Fairwealth calls a ‘Buy’ on Bhushan Steel
CMP: Rs 451 Target Rs 518
Bhushan Steel (BSL), India’s leading value-added steel producer, has extended its presence in the steel value chain with the commissioning of its 1.9mt HR steel capacity.
Key Investment Rationale: Moving up the Value Chain: From being a mere convertor, the company is planning to move up the value chain to a fully integrated primary steel producer by indulging itself into a major backward integration cum expansion project in Orissa in three Phases.
Catering to Niche Segment: Currently, the Indian automakers import nearly 30% of high-grade automotive steel, which creates a big opportunity for value-added players like Bhushan Steel. BSL drives nearly 35% of its sales from auto sector and is one of the preferred suppliers in the segment.
Valuations: At the current price of Rs. 450, the stock is trading at just 9.88x and 8.05x times of our estimated FY11E & FY12E earnings. We thus recommend a ‘Accumulate’ with a price target of Rs 518. We believe that the expansion project in Orissa along with the rising demand from auto sector would be the key growth driver for BSL.
First Call Research calls a ‘Buy’ on Elder Pharma
CMP: Rs 373 Target Rs 427
Elder is one the leading companies in the pharmaceutical formulation market in India. Company is engaged in manufacturing and marketing of prescription pharmaceutical brands, surgical and medical devices. Net Sales and PAT of the company are expected to grow at a CAGR of 14% and 18% over 2009 to 2012E respectively. During the quarter ended, the robust growth of revenue is increased by 20.51% Rs. 2042.50 million. The board has approved for authorizing to increase the borrow upto Rs. 1250 cr Elder Pharmaceuticals Ltd has declared of dividend @ 30% for the year ended March 31, 2010. Company’s arm has further stake has been increased to 92.2%.

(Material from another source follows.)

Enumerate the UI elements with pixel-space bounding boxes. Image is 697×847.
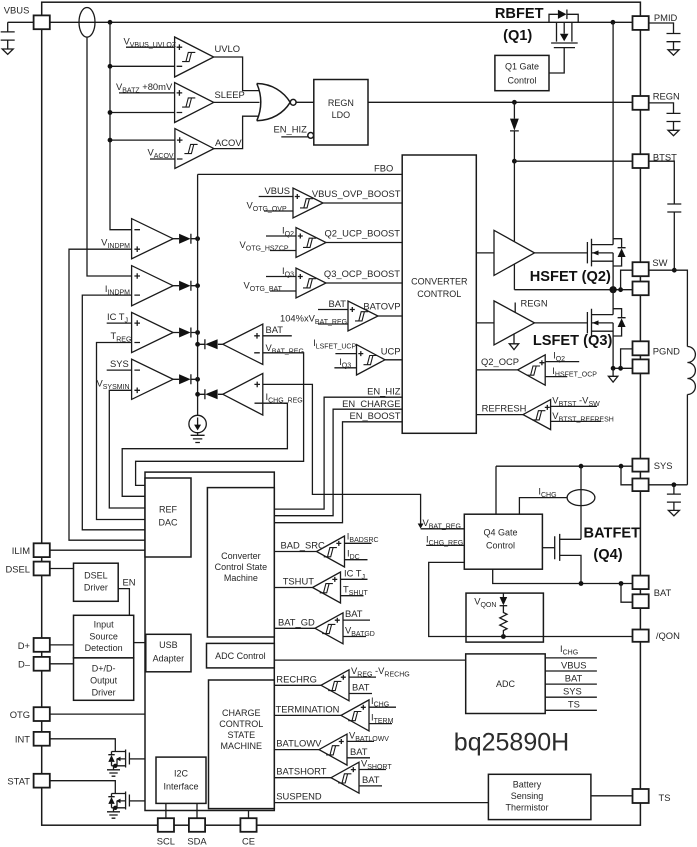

Outlook and Conclusion At the current market price of Rs. 371.00, the stock is trading at 10.16 x FY11E and 9.19 x FY12E respectively. Price to Book Value of the stock is expected to be at 1.55 x and 1.33 x respectively for FY11E and FY12E. Earning per share (EPS) of the company for the earnings for FY11E and FY12E is seen at Rs. 36.52 and Rs. 40.36 respectively. Net Sales and PAT of the company are expected to grow at a CAGR of 14% and 18% over 2009 to 2012E respectively. On the basis of EV/EBITDA, the stock trades at 4.45 x for FY11E and 3.99 x for FY12E.
We expect that the company will keep its growth story in the coming quarters also. We recommend ‘BUY’ in this particular scrip with a target price of Rs. 427.00 for Medium to Long term investment.